Africa-Press – Tchad. L’étude fait la une de la revue Nature du 5 juin 2025. Les fleuves et rivières du monde relâchent dans les océans un carbone qui était stocké dans les sols depuis des millénaires. C’est une très mauvaise nouvelle pour la lutte contre le changement climatique. Le travail mené par une équipe de l’Université de Bristol (Royaume-Uni) révèle que 60% du carbone charrié par les rivières à un âge qui se compte en milliers d’années et non en quelques décennies.
Jusqu’à présent, le rôle des rivières dans le cycle du carbone paraissait clair
Cela représente 1,2 milliard de tonnes sur les 2 milliards estimées présentes dans les rivières.

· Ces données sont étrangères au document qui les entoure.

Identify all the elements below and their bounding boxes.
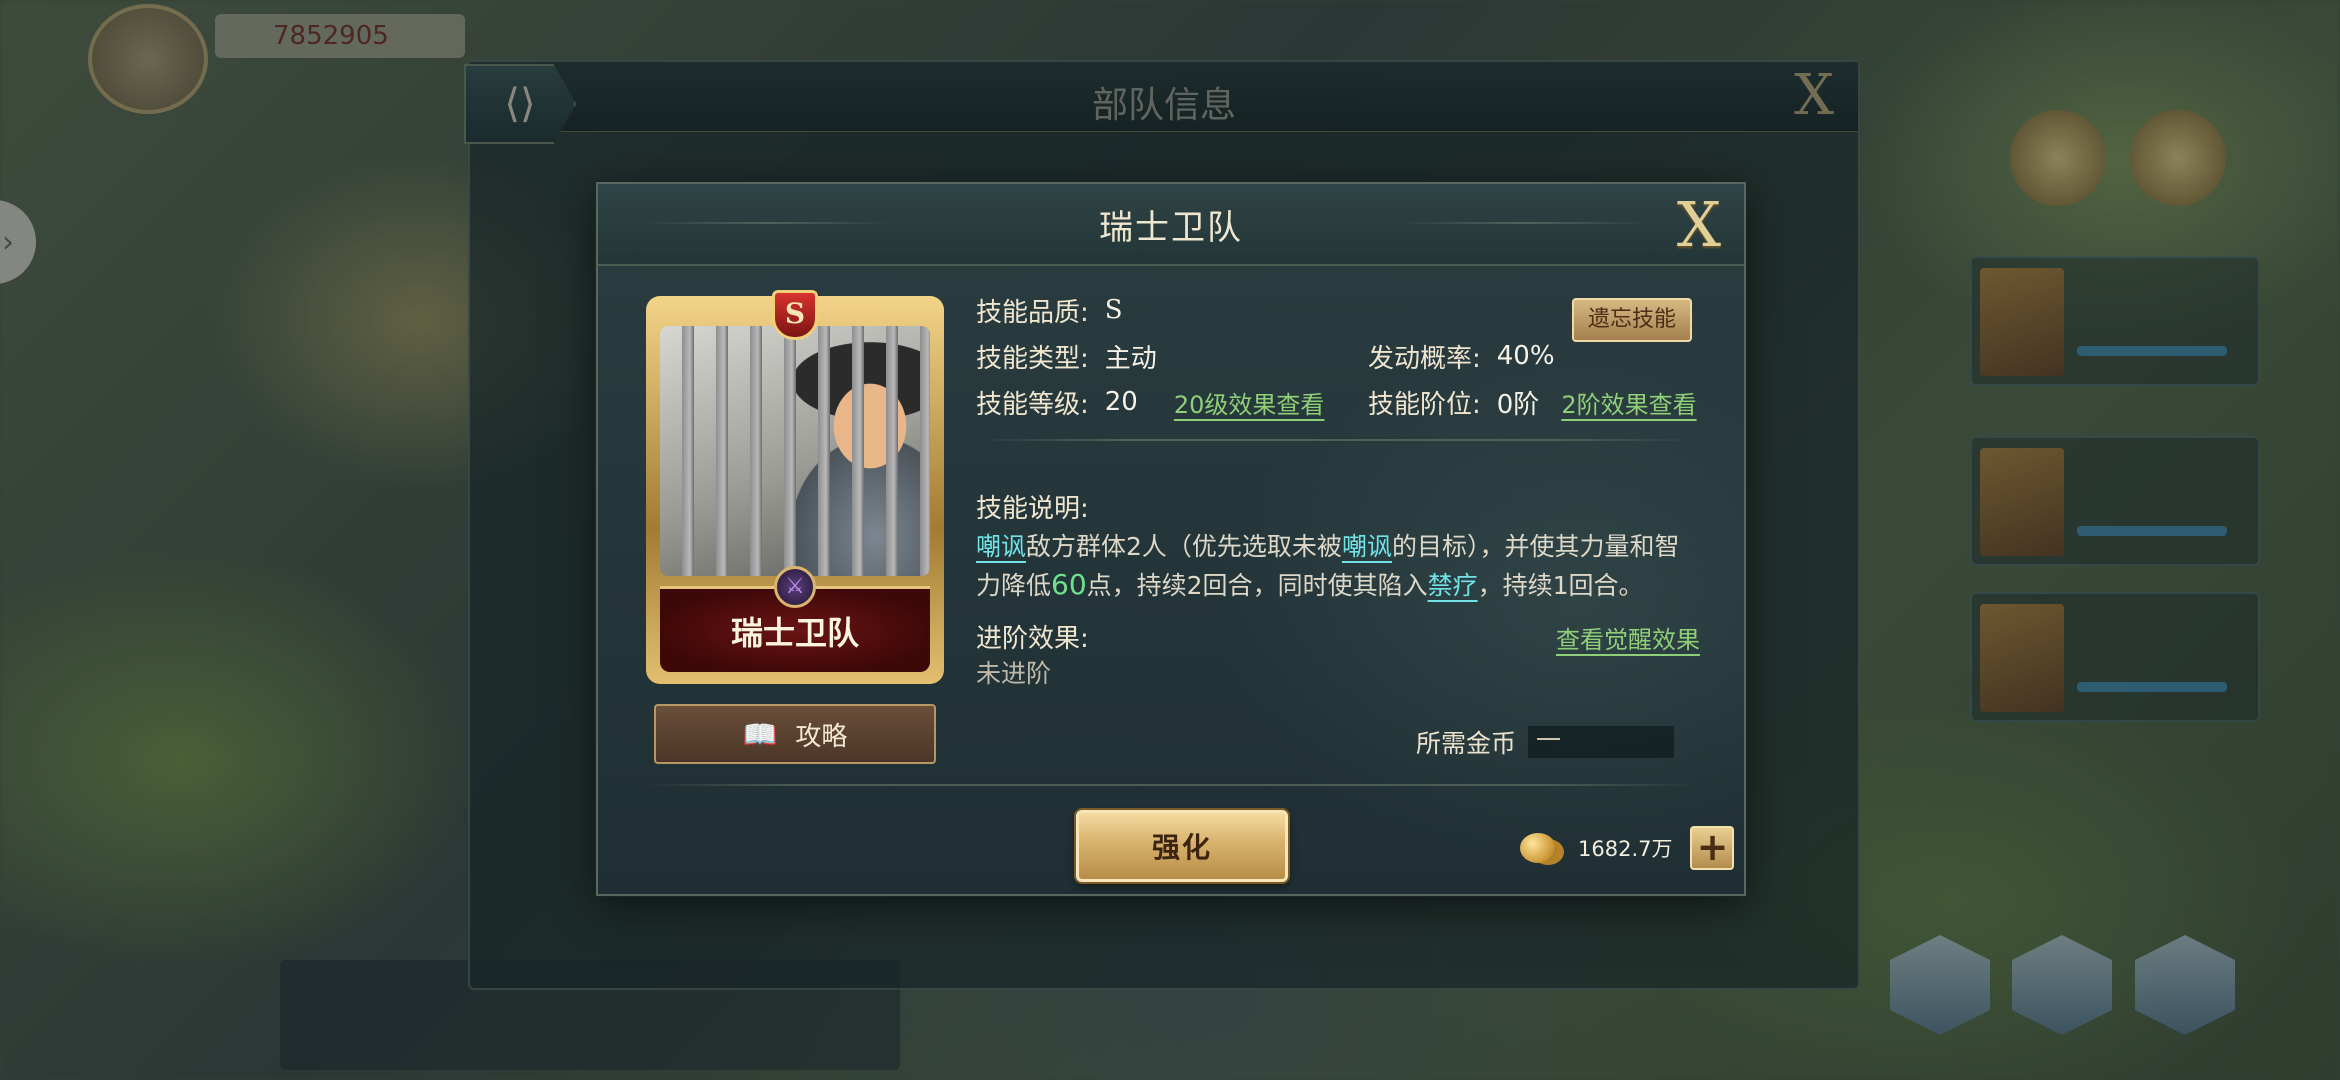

De quoi obliger à recaler la cinquantaine de modèles climatiques qui, par le monde, travaillent à caractériser l’évolution de la température de la planète pour les prochaines décennies. Il faut en effet ajouter ces 1,2 milliard de tonnes aux 5,2 milliards de tonnes d’émissions anthropiques supplémentaires qui s’ajoutent dans l’atmosphère tous les ans.
Le rôle des rivières dans le cycle du carbone. Le CO2 atmosphérique est capté par les arbres et les végétaux. L’érosion hydrique et éolienne des couches superficielles des sols, la dégradation de la litière des forêts, les résidus des cultures, le travail du sol drainent vers les rivières une partie du CO2 capté qui peut alors repartir dans l’atmosphère. Le relargage d’un carbone ancien participe à l’aggravation des teneurs en gaz à effet de serre dans l’atmosphère. Copyright Josh Dean, Université de Bristol
Jusqu’à présent, le rôle des rivières dans le cycle du carbone paraissait clair. Le couvert végétal capte 3,2 milliards de tonnes de CO2 de l’atmosphère par photosynthèse tous les ans. Le lessivage superficiel des sols et leur érosion amène une partie de ce carbone dans les rivières vers les océans. Cette part du cycle était estimée à 2 milliards de tonnes. Il était jusqu’ici admis qu’il ne pouvait s’agir que d’un carbone « jeune » âgé de moins de 50 ans. On n’imaginait pas qu’il puisse provenir de couches plus profondes. C’est pourtant le cas.
700 rivières du monde passées à la datation par le carbone 14
Les chercheurs de l’Université de Bristol ont eu l’idée de vérifier cette assertion. Ils ont analysé la composition isotopique en carbone 14 du carbone et du méthane présents dans plus de 700 rivières de 26 pays, principalement en Amérique du Nord, au Brésil, en Europe, en Sibérie et en Chine. Cette technique très classique de datation leur a permis d’obtenir ce résultat très surprenant.
« Nos découvertes montrent qu’une partie de ce vieux carbone qui peut provenir des roches est en train de s’insinuer et de couler dans les rivières, trouvant ainsi un chemin pour repartir dans l’atmosphère, estime Josh Dean, professeur de biochimie à l’Université de Bristol et principal auteur de l’étude. Nous ne connaissons pas pour l’instant comment les humains affectent ces flux de carbone ancien, mais nous pouvons affirmer que les plantes et les arbres doivent capter encore plus de carbone dans l’atmosphère aujourd’hui pour compenser ces nouveaux apports dans l’atmosphère ».
Ce résultat implique en effet de chercher les raisons d’un relargage d’un carbone qu’on croyait définitivement stocké dans les sols et les couches géologiques. Les constats effectués dans les rivières analysées en Alaska, Sibérie et Scandinavie montrent que la fonte du permafrost pourrait à ces latitudes être impliquée. Mais les chercheurs britanniques estiment qu’il faudrait aussi rechercher des causes auprès des modifications du paysage par les activités humaines dont l’agriculture. Certaines pratiques comme le labour pourraient relarguer du carbone bien plus ancien qu’on pensait et l’érosion de couches géologiques calcaires pourrait également être mise en cause. Le prochain rapport du Giec prévu en 2027 devra intégrer cette nouvelle donnée.